Pois te digo que está errado, José
você não ama de verdade pois ama como querem que você ame
seu amor não tem sentido pois ama com a razão de outras pessoas
os motivos que você explica são calculistas e determinados
e suas lágrimas de tristeza são em vão pois não são sinceras
pois você ama pensando que sabe o que é amor e por isso diz que ama
pois você chora porque esperam que você fique triste
mas como todos choram e amam em uma determinada forma
quando você ama ou chora o sentimento é vazio, sem conteúdo – e acha certo
suas lágrimas são só lágrimas, seu sorriso é insincero
você os sente com motivos que acha que sãos os seus – mas não são
e os sente da forma que os outros sentem e te ensinaram
Seu amor é falso, seu pesar é falso, você é falso
ame do jeito que lhe convenha, desprendido e sem determinações
por que diabos as rosas são o presente ideal para dizer que se ama?

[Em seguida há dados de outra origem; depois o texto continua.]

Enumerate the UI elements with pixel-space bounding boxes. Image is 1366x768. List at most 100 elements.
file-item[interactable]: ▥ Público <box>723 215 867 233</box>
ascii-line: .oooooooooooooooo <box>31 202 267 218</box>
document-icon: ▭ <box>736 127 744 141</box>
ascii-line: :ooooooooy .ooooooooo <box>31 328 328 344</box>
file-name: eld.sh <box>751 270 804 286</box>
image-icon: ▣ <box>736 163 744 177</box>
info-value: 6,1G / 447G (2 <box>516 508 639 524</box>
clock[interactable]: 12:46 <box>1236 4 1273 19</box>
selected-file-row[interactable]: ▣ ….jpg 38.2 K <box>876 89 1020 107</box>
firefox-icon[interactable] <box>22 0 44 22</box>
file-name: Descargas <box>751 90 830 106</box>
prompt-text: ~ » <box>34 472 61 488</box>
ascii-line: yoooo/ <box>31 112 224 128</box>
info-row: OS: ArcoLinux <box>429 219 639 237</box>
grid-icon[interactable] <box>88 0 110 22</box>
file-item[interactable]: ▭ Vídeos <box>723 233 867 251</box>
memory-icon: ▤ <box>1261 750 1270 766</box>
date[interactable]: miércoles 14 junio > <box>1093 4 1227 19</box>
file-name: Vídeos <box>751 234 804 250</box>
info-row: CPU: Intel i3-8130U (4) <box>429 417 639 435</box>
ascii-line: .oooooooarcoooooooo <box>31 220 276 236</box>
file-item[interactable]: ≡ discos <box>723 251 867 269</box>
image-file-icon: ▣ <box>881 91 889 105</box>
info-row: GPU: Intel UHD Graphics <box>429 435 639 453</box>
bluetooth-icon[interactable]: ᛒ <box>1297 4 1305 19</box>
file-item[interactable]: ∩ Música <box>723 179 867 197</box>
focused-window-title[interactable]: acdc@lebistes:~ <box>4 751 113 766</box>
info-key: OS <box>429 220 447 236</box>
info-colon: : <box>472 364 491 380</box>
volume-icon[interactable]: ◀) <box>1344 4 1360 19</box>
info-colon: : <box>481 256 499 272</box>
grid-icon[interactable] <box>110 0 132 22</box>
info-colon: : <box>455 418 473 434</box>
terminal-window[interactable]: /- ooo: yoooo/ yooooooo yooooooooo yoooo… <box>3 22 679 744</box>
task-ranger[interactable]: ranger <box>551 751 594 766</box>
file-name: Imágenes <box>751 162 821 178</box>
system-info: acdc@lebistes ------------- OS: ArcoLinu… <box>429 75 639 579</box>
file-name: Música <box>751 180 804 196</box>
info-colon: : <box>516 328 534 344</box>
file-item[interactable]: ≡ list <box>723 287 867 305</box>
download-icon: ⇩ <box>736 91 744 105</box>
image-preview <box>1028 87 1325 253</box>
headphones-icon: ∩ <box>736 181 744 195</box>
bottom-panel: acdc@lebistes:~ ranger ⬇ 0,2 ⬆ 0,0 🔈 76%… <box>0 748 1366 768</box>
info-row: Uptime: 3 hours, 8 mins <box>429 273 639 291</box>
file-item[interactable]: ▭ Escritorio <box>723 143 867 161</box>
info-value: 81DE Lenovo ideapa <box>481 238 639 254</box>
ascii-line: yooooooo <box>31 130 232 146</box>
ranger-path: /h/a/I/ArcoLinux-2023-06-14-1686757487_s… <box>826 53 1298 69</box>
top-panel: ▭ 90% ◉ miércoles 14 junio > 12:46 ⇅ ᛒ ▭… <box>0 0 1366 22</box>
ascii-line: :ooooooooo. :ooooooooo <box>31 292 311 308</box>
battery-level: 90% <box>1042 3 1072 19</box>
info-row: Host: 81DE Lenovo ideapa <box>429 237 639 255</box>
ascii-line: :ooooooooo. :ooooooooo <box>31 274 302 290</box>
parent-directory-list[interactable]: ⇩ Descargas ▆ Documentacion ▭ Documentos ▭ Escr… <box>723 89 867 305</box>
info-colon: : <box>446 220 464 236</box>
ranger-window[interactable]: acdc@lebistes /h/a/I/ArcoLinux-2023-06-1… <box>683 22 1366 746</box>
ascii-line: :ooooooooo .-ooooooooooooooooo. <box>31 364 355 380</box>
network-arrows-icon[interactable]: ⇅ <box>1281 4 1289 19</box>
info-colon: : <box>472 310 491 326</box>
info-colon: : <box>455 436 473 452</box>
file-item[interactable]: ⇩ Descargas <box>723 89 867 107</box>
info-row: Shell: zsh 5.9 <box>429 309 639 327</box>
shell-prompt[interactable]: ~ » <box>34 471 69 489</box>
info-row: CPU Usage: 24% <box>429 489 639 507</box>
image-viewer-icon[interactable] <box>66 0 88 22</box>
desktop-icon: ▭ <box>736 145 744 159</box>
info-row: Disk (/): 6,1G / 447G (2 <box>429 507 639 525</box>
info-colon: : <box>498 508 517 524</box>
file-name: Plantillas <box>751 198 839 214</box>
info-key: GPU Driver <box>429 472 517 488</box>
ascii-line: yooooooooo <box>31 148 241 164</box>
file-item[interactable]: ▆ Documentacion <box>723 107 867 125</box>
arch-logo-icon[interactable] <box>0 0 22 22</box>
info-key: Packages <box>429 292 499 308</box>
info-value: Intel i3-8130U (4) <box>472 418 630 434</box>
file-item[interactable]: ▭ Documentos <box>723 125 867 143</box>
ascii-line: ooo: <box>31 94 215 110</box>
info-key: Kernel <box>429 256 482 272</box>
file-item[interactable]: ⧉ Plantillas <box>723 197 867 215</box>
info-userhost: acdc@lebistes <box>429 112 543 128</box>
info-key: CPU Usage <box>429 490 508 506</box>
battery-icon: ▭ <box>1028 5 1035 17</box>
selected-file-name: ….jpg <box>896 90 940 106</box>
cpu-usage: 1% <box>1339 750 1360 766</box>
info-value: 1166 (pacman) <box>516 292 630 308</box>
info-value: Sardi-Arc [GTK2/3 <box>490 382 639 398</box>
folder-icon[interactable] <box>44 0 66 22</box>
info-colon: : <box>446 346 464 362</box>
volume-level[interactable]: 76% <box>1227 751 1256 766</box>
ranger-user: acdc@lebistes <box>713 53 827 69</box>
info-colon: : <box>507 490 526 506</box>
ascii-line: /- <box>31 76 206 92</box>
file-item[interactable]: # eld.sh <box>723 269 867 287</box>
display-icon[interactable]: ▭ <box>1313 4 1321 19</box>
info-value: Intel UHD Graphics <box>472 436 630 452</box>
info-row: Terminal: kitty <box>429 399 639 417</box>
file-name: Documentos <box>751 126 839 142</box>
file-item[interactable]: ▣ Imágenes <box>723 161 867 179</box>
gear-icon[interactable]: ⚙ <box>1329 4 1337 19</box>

compre-lhe um saco de balas, aliás, não compre nada
de que adianta presentear se você o faz porque te ensinaram que é o certo em fazê-lo
e por isso o faz sem mais razões?
ame: sem restrições, sem conveniências, sem pudores, sem privações
se está triste fique triste, mas não procure o sentido disto porque o sentido está aí
em não saber o sentido, tornando a tristeza sentimentalmente pura e bela
“estou triste”. Ponto, nada mais é preciso
“eu amo”. Basta, você ama, não procure entender o porquê do amor
o amor por si só não faz sentido
pois não é um ser vivo e não pode ser explicado
mas você é – e você dá o significado ao amor – ao seu amor
e dá significado a sua tristeza, dá razões para os sentimentos – seus sentimentos
seja feliz, seja triste, seja qualquer coisa doida que o queira
mas seja sincero como o sente, do jeito que você sente
da maneira como você ama, da maneira que amar
crie felicidade nos passos da sua vida.